Well, I don’t consider myself a nerd, I consider myself a dork more. I’m closer to a dork if anything just because I’m not good at stuff. I’m more like a failed non-nerd. [Laughs] So I think with even a twerp — the City of Boston hardens you as a twerp, so even if you are on the math team and like reading and stuff like that as a kid, or are into Monty Python albums, you’re still so steeped in “Go Sox!” Unless you’re really trying to go the other way and be like, “No, don’t go Sox! I’m going to get all my clothes at Hot Topic and pretend that I don’t know what sports even are.” So I think that kind of dichotomy really helps in Boston, where you get very highly literate or highly eloquent people who also have kind of an edge and a chip on their shoulder.
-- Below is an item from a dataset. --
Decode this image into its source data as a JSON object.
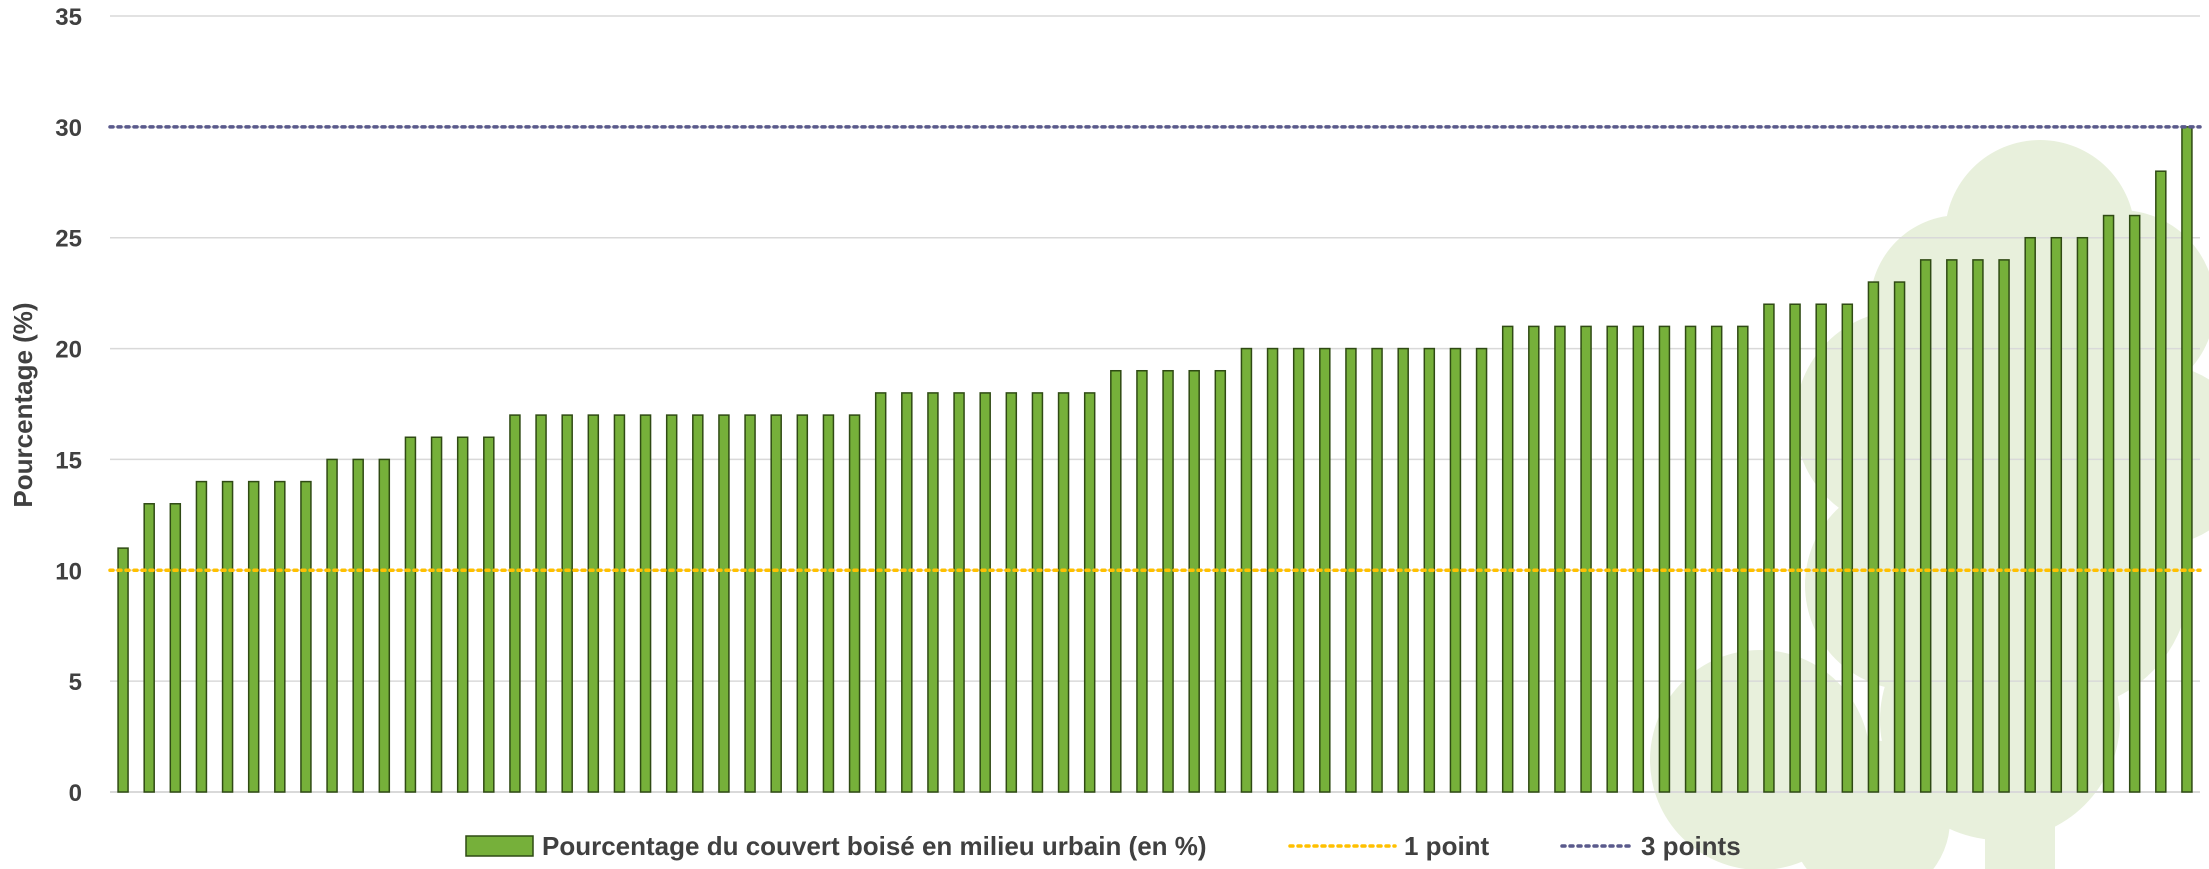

So in comedy circles and in general, you have a reputation of being a very nice guy. It gets mentioned a lot. I’m wondering, is it just that rare to find nice people in comedy that people feel the need to remark on it?

[Laughs] I don’t know what it is. It’s very kind of people to say, and it’s not a reputation that I mind. But I always feel like people who don’t do stand-up say it, which is a totally lovely compliment. I don’t resent at all people saying, “Oh, he’s like a sweetheart” … but within comedy, it’s a very funny way to talk about someone, because it usually means they don’t have much of an act. So it’s like if a comic says, “Oh, yeah, super nice guy.” If you go, “Hey, do you know Josh?” and a comic says, “Super nice guy,” that means, “Oh, yeah, don’t book him for anything.” [Laughs] So it took me a little while to get okay with having that as a reputation. But it’s also kind of nice to have a reputation at all, so that’s certainly an easy trade-off to make.
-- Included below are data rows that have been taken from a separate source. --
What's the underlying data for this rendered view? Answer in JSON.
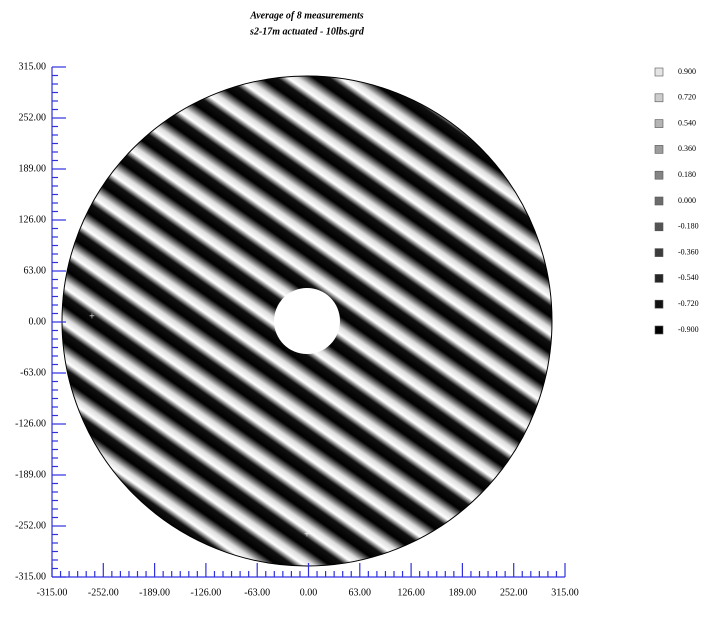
{
  "chart_data": {
    "type": "contour",
    "title": "Average of 8 measurements",
    "subtitle": "s2-17m actuated - 10lbs.grd",
    "xlim": [
      -315,
      315
    ],
    "ylim": [
      -315,
      315
    ],
    "xticks": [
      {
        "value": -315,
        "label": "-315.00"
      },
      {
        "value": -252,
        "label": "-252.00"
      },
      {
        "value": -189,
        "label": "-189.00"
      },
      {
        "value": -126,
        "label": "-126.00"
      },
      {
        "value": -63,
        "label": "-63.00"
      },
      {
        "value": 0,
        "label": "0.00"
      },
      {
        "value": 63,
        "label": "63.00"
      },
      {
        "value": 126,
        "label": "126.00"
      },
      {
        "value": 189,
        "label": "189.00"
      },
      {
        "value": 252,
        "label": "252.00"
      },
      {
        "value": 315,
        "label": "315.00"
      }
    ],
    "yticks": [
      {
        "value": 315,
        "label": "315.00"
      },
      {
        "value": 252,
        "label": "252.00"
      },
      {
        "value": 189,
        "label": "189.00"
      },
      {
        "value": 126,
        "label": "126.00"
      },
      {
        "value": 63,
        "label": "63.00"
      },
      {
        "value": 0,
        "label": "0.00"
      },
      {
        "value": -63,
        "label": "-63.00"
      },
      {
        "value": -126,
        "label": "-126.00"
      },
      {
        "value": -189,
        "label": "-189.00"
      },
      {
        "value": -252,
        "label": "-252.00"
      },
      {
        "value": -315,
        "label": "-315.00"
      }
    ],
    "levels": [
      {
        "value": 0.9,
        "label": "0.900"
      },
      {
        "value": 0.72,
        "label": "0.720"
      },
      {
        "value": 0.54,
        "label": "0.540"
      },
      {
        "value": 0.36,
        "label": "0.360"
      },
      {
        "value": 0.18,
        "label": "0.180"
      },
      {
        "value": 0,
        "label": "0.000"
      },
      {
        "value": -0.18,
        "label": "-0.180"
      },
      {
        "value": -0.36,
        "label": "-0.360"
      },
      {
        "value": -0.54,
        "label": "-0.540"
      },
      {
        "value": -0.72,
        "label": "-0.720"
      },
      {
        "value": -0.9,
        "label": "-0.900"
      }
    ],
    "colors": [
      "#e4e4e4",
      "#cccccc",
      "#b4b4b4",
      "#9c9c9c",
      "#848484",
      "#6c6c6c",
      "#545454",
      "#3c3c3c",
      "#262626",
      "#121212",
      "#000000"
    ]
  }
}
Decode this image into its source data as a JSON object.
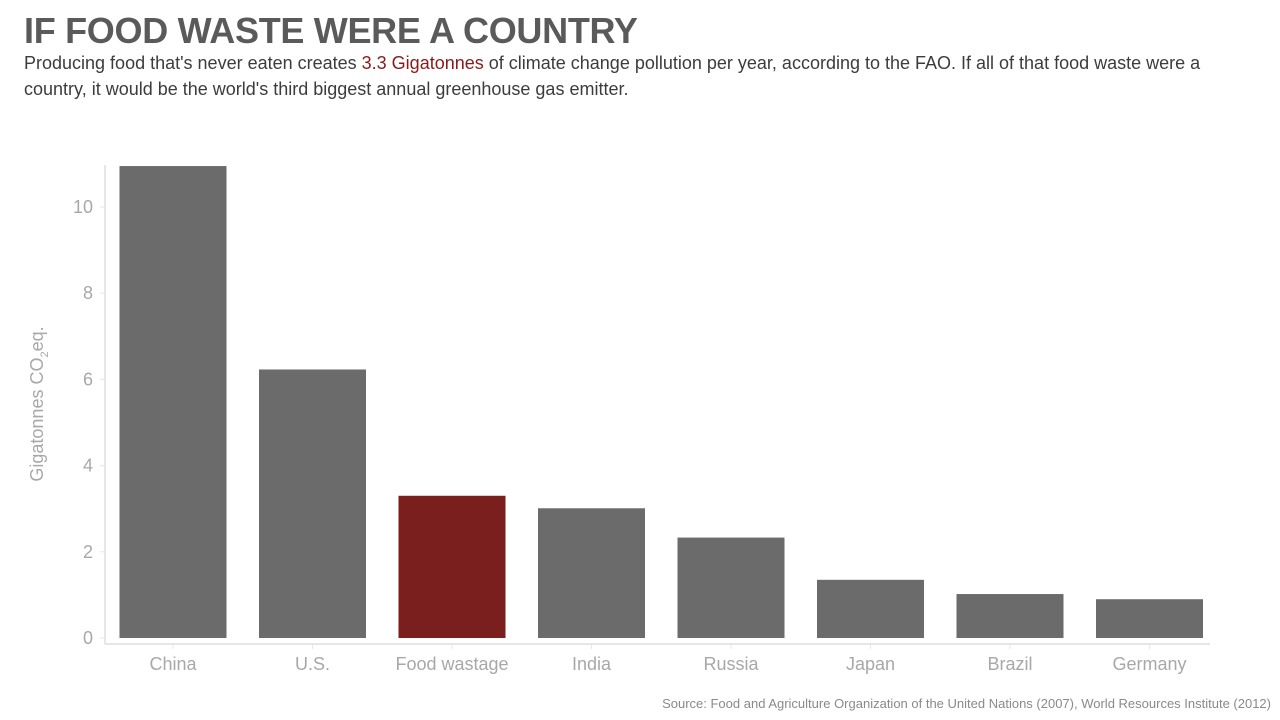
{
  "title": "IF FOOD WASTE WERE A COUNTRY",
  "subtitle": {
    "before": "Producing food that's never eaten creates ",
    "highlight": "3.3 Gigatonnes",
    "after": " of climate change pollution per year, according to the FAO. If all of that food waste were a country, it would be the world's third biggest annual greenhouse gas emitter."
  },
  "colors": {
    "bar": "#6b6b6b",
    "highlight_bar": "#7b1e1e",
    "highlight_text": "#8b1a1a",
    "axis_text": "#a8a8a8",
    "axis_line": "#e6e6e6"
  },
  "chart_data": {
    "type": "bar",
    "categories": [
      "China",
      "U.S.",
      "Food wastage",
      "India",
      "Russia",
      "Japan",
      "Brazil",
      "Germany"
    ],
    "values": [
      10.95,
      6.23,
      3.3,
      3.01,
      2.33,
      1.35,
      1.02,
      0.9
    ],
    "highlight_index": 2,
    "ylabel": "Gigatonnes CO₂eq.",
    "yticks": [
      0,
      2,
      4,
      6,
      8,
      10
    ],
    "ylim": [
      0,
      11
    ],
    "grid": false
  },
  "source": "Source: Food and Agriculture Organization of the United Nations (2007), World Resources Institute (2012)"
}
Similarly, your comedy often has an optimistic tone to it. What sort of comedians did you flock toward as a kid?

I remember when I was a kid my dad would subscribe to the BMG Music Club, and we got that initial 12 CDs for a penny … I think it was cassettes. Eight CDs or 12 cassettes, something like that. So my dad was like, if you get cassettes I will finance this purchase for you, with the penny plus the shipping and handling, which is very generous. And for some reason I decided I wanted to get a lot of comedy, and so I got Jeff Foxworthy’s You Might Be a Redneck album, which I say without comment. Well, that’s not true. I will comment! I thought it was great and I probably, listening to it now, would still be like, “This guy’s really good.” And I got Ellen DeGeneres’ stand-up album, which I remember really liking — it was just really super funny, dead-on observational stuff.
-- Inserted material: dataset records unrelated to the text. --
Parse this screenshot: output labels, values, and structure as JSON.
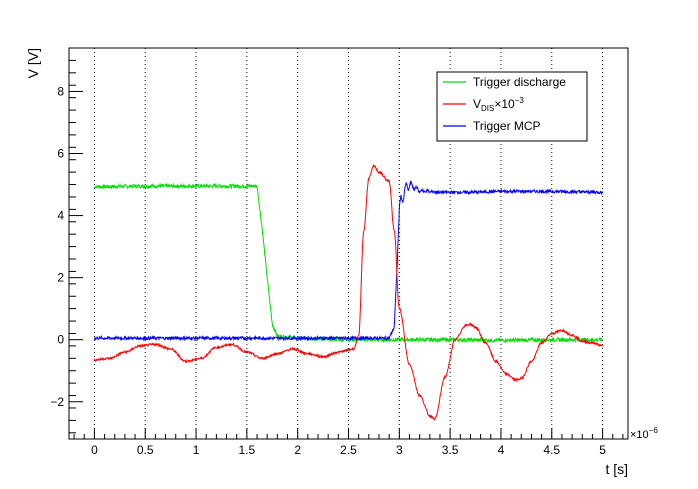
{
  "chart_data": {
    "type": "line",
    "xlabel": "t [s]",
    "ylabel": "V [V]",
    "x_multiplier_label": "×10",
    "x_multiplier_exp": "−6",
    "xlim": [
      -0.25,
      5.25
    ],
    "ylim": [
      -3.2,
      9.4
    ],
    "x_ticks": [
      0,
      0.5,
      1,
      1.5,
      2,
      2.5,
      3,
      3.5,
      4,
      4.5,
      5
    ],
    "x_tick_labels": [
      "0",
      "0.5",
      "1",
      "1.5",
      "2",
      "2.5",
      "3",
      "3.5",
      "4",
      "4.5",
      "5"
    ],
    "y_ticks": [
      -2,
      0,
      2,
      4,
      6,
      8
    ],
    "y_tick_labels": [
      "−2",
      "0",
      "2",
      "4",
      "6",
      "8"
    ],
    "grid": "vertical dotted",
    "legend_position": "top-right",
    "series": [
      {
        "name": "Trigger discharge",
        "color": "#00dd00",
        "x": [
          0,
          0.5,
          1.0,
          1.5,
          1.6,
          1.65,
          1.7,
          1.75,
          1.8,
          2.0,
          2.5,
          3.0,
          3.5,
          4.0,
          4.5,
          5.0
        ],
        "y": [
          4.93,
          4.95,
          4.95,
          4.95,
          4.95,
          3.6,
          2.0,
          0.5,
          0.12,
          0.05,
          0.0,
          0.0,
          0.0,
          -0.02,
          0.0,
          0.0
        ]
      },
      {
        "name": "V_DIS×10^-3",
        "legend_main": "V",
        "legend_sub": "DIS",
        "legend_suffix": "×10",
        "legend_exp": "−3",
        "color": "#ff0000",
        "x": [
          0,
          0.15,
          0.3,
          0.45,
          0.6,
          0.75,
          0.9,
          1.05,
          1.2,
          1.35,
          1.5,
          1.65,
          1.8,
          1.95,
          2.1,
          2.25,
          2.4,
          2.55,
          2.6,
          2.65,
          2.7,
          2.75,
          2.8,
          2.9,
          2.95,
          3.0,
          3.1,
          3.2,
          3.3,
          3.35,
          3.45,
          3.55,
          3.65,
          3.7,
          3.75,
          3.85,
          3.95,
          4.05,
          4.15,
          4.2,
          4.3,
          4.4,
          4.5,
          4.6,
          4.7,
          4.8,
          4.9,
          5.0
        ],
        "y": [
          -0.65,
          -0.6,
          -0.4,
          -0.2,
          -0.15,
          -0.3,
          -0.7,
          -0.6,
          -0.25,
          -0.15,
          -0.4,
          -0.6,
          -0.45,
          -0.3,
          -0.45,
          -0.55,
          -0.4,
          -0.3,
          0.1,
          3.5,
          5.2,
          5.6,
          5.4,
          5.1,
          3.5,
          1.0,
          -0.8,
          -1.8,
          -2.45,
          -2.55,
          -1.2,
          0.0,
          0.45,
          0.5,
          0.4,
          -0.1,
          -0.7,
          -1.1,
          -1.3,
          -1.25,
          -0.7,
          -0.1,
          0.2,
          0.3,
          0.15,
          -0.05,
          -0.1,
          -0.2
        ]
      },
      {
        "name": "Trigger MCP",
        "color": "#0000ff",
        "x": [
          0,
          0.5,
          1.0,
          1.5,
          2.0,
          2.5,
          2.9,
          2.95,
          2.98,
          3.0,
          3.05,
          3.1,
          3.2,
          3.4,
          3.7,
          4.0,
          4.5,
          5.0
        ],
        "y": [
          0.05,
          0.05,
          0.05,
          0.05,
          0.05,
          0.05,
          0.05,
          0.4,
          2.5,
          4.2,
          4.8,
          5.0,
          4.8,
          4.75,
          4.75,
          4.78,
          4.78,
          4.75
        ]
      }
    ]
  }
}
And then I got this 2000 Year Old Man album with Carl Reiner and Mel Brooks. Billy Crystal’s Mahvelous! Album. And then my dad was like, you should really get Bill Cosby’s [Best of Bill Cosby] as well, which is probably the one that has aged the least well, in the context of history.

So that was kind of the stuff that my family condoned, but I also remember the first time I saw Chris Rock’s Bring the Pain special where it was like … I probably watched that a million times. It was one of those, along with Dana Carvey’s stand-up special from around the same time, that was just always on TV. It was always on Comedy Central because they would just show hour-long specials all the time. So my friends and I would sit around on a Friday nights and watch because we couldn’t go anywhere or do anything because we were early teenagers where you just want to do stuff so bad, but you’re not eligible for anything fun. So it’s either you watch comedy specials or you set things on fire in a parking lot somewhere.

Think you made the right decision there. So, I should ask about Modern Seinfeld — what’s the status on that? Still on hiatus, or are there plans to revive it anytime soon?

It’s just kind of slowed down. I think if inspiration struck in either myself or Jack [Moore], who co-writes it with me, it would come back. I think we’ve both just been kind of busy and pouring that kind of energy into other projects. But it’s certainly … it’s probably not done forever, I will say.